Every developer has been confronted with the request, ‘Take your best guess,’ in working their way through a problem. Now, this puts an engineer in a very hard position. Many teams are conflicted when it comes to taking chances: you can take any chance you want, as long as you only pick the right solution. That makes it very hard to put a developer in that position, since it’s not really a guess if the only allowed outcome is 100% success.

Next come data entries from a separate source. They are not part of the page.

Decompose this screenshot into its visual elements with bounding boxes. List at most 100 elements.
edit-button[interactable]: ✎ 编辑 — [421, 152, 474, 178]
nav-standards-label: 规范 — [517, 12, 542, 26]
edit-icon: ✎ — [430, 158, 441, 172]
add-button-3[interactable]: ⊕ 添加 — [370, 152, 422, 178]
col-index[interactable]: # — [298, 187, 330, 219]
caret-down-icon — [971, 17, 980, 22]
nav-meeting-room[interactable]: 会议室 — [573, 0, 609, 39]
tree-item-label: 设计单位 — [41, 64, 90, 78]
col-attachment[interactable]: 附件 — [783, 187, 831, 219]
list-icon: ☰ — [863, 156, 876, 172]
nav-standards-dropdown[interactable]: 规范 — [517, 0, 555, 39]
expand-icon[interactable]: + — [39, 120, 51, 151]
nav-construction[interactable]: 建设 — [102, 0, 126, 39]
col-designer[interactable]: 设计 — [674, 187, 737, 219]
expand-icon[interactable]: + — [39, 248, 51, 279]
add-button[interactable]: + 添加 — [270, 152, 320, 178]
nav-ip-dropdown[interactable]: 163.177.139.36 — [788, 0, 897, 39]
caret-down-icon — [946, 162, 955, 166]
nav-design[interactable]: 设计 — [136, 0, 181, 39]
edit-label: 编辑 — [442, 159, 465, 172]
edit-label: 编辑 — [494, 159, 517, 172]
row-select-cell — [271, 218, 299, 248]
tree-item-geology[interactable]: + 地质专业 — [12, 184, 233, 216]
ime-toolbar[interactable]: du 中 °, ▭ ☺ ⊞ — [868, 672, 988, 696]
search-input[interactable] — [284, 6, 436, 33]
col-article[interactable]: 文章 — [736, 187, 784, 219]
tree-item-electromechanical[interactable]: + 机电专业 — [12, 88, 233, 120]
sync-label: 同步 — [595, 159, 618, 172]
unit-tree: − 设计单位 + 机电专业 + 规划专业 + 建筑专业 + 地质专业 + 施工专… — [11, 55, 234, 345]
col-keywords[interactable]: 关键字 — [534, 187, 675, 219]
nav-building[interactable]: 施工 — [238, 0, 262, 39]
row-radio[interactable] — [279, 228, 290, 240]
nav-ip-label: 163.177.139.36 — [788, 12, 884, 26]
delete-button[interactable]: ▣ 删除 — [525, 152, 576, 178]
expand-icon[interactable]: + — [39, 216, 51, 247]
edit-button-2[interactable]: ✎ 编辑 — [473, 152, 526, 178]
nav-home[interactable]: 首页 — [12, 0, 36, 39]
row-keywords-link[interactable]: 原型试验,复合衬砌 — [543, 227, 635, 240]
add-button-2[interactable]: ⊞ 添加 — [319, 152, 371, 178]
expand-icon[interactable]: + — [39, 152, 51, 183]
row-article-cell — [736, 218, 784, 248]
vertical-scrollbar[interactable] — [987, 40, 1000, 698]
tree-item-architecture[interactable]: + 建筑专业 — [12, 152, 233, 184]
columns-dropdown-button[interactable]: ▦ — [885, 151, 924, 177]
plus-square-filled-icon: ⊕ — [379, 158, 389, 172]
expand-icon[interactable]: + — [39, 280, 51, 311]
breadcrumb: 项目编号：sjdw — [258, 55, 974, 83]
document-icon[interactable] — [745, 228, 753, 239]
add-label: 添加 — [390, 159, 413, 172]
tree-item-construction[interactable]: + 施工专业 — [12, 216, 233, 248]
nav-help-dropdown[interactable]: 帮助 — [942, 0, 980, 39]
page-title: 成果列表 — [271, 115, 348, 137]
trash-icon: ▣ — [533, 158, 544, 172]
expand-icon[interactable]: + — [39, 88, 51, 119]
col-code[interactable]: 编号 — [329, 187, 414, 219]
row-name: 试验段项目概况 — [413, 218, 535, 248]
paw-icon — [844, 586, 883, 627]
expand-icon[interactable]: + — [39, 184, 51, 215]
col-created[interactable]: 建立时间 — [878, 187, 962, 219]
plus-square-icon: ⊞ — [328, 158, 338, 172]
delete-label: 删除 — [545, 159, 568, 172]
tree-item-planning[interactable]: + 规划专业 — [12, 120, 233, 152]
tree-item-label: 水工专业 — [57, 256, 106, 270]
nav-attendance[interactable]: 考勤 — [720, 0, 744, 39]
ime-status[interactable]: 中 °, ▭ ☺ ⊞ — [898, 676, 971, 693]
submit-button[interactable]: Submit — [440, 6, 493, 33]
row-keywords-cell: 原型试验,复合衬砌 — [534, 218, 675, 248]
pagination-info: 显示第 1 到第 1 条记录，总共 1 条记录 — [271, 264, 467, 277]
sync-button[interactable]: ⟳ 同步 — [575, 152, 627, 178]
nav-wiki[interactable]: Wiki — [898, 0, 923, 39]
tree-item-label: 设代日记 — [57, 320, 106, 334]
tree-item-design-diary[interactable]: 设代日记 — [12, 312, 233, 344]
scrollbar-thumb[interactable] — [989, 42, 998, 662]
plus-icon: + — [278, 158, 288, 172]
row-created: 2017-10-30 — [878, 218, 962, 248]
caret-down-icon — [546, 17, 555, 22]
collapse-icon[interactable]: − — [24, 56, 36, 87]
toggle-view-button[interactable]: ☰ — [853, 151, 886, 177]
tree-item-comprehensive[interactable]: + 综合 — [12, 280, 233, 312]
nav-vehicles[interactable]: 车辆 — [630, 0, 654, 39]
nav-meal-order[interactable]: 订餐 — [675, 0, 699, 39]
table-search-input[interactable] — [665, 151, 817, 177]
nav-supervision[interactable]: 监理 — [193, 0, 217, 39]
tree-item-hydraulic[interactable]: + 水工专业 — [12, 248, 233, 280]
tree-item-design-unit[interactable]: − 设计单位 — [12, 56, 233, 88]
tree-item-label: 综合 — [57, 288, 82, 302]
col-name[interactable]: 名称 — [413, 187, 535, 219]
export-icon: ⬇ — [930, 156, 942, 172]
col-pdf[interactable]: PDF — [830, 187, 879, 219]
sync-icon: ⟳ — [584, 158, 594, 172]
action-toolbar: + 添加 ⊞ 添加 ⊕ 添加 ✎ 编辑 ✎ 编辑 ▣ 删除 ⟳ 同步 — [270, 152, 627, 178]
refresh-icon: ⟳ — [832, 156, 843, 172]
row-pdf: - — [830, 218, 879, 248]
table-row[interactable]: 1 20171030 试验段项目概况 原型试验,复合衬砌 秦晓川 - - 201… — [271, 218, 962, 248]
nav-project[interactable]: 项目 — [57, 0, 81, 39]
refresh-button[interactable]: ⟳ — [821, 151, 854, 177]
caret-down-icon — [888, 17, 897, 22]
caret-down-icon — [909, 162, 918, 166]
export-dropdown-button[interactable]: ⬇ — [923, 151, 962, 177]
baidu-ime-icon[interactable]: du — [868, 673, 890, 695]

As a leader of developers, we have certain responsibilities here. The tendency to be right, which is where a developer tends to answer questions that are new to them correctly, is what I consider a core component of a developer’s Alpha (I’ll address that in detail in a later post). I use Alpha here as an equivalent to Alpha in finance, as sort of a measure of how good a developer is. In this case, guessing right is a component of Alpha – a ‘correctness factor’ that is really hard to find, and even harder to grow. A leader has to learn how to inculcate this in their team members in order to scale their team well.
Our search for high-alpha engineers is a little like the recruiting practices of the Jedi. You try to find developers with a bit of potential, train them over the years, and hope that their innate skill, coupled with the quality of their mentoring, leads to a good Jedi. The alternative, of course, is an engineering equivalent of Darth Vader, what with the slaughter of innocents and all.
So what can we do about this, and why is Patton in the post title?
De l’audace, encore de l’audace, et toujours de l’audace
George Patton had a favorite quote, that he used to motivate himself to relatively positive ends, that was originally said by French Revolutionary George-Jacques Danton, who used it during the french revolution to relatively bad ends (spoiler alert, everyone dies – his other notable sentiment was for terror to be ‘the order of the day’).
This quote was, in English, ‘Audacity, More Audacity, and always Audacity’.
Notwithstanding the fact that quotes from the French Revolution rarely are positive, if you’ve seen the movie Patton, you can see how the urge to move forward dominated his personality. He was a risk taker, and through his skill and training, his risks often were worth it. They had the downside, however, of alienating colleagues and some people he worked with.
Back to Engineering
So, where does that leave our humble software developer, who is neither invading nor governing by guillotine? And where does Audacity fit in? Well, given an unknown problem they are tasked with solving, a developer has 4 choices:
The choices are:
No Guess: A developer can look at their manager and say: tell me what to do. Will this contribute to their personal correctness score? Probably not, though there are definitely cases where it is the right choice.
Safe Guess: An engineer can take what they know and have read in the spec, and build it exactly. It might be right, it might be wrong, it might be close. This is sort of a decision not to decide. There are environments where this is the right choice, with excellent BAs and designers who have covered all the bases. Most of my experience, however, is that there are always loose ends that a developer has to fill in.
Audacious Guess: Here, a developer takes their knowledge and augments the spec in such a way as to increase the likelihood of the work being correct the first time. They are filling in the blanks with their knowledge of the project, their experience, and with good intuition. That is what a good manager ought to foster. Every time a developer adds to a spec in this way, the project improves, costs go down, and customers are happier.
Reckless Guess: A reckless guess is an audacious guess gone wrong. Here, an engineer misses the mark and tries to solve a problem in an inappropriate way. Often, this is actually solving a different problem, and it makes the project worse, or delayed.
Only the latter two contribute to Alpha, I think. A safe guess or following spec is completely acceptable and correct in many cases. We are trying to foster limited risk-taking, not daredevilry. Only the latter is daredevilry – the Audacious Guess is not. It’s when you are using your experience and intuition to attempt to guarantee a better outcome.
Stay away from the guillotine…
So what does a team leader do? In my experience, you need to give engineers a few things:
You need to identify when an engineer is ready for projects that allow them to contribute in this way, and then hopefully tailor this opportunity to the developer. You need to give them the ability to pick their course, and monitor for when a guess is moving into recklessness. Ultimately, we are recognized for having a consistent alpha, and leaders have to do what they can to encourage and build their team members’ skill.
Recall also that we want a version of alpha that is wholly based on teamwork. Patton’s Audacity led to conflict with his peers, which in our world would be reckless. Danton’s wasn’t particularly helpful he really wasn’t particularly consistent in his alpha, at least as far as the means (terror) that he chose.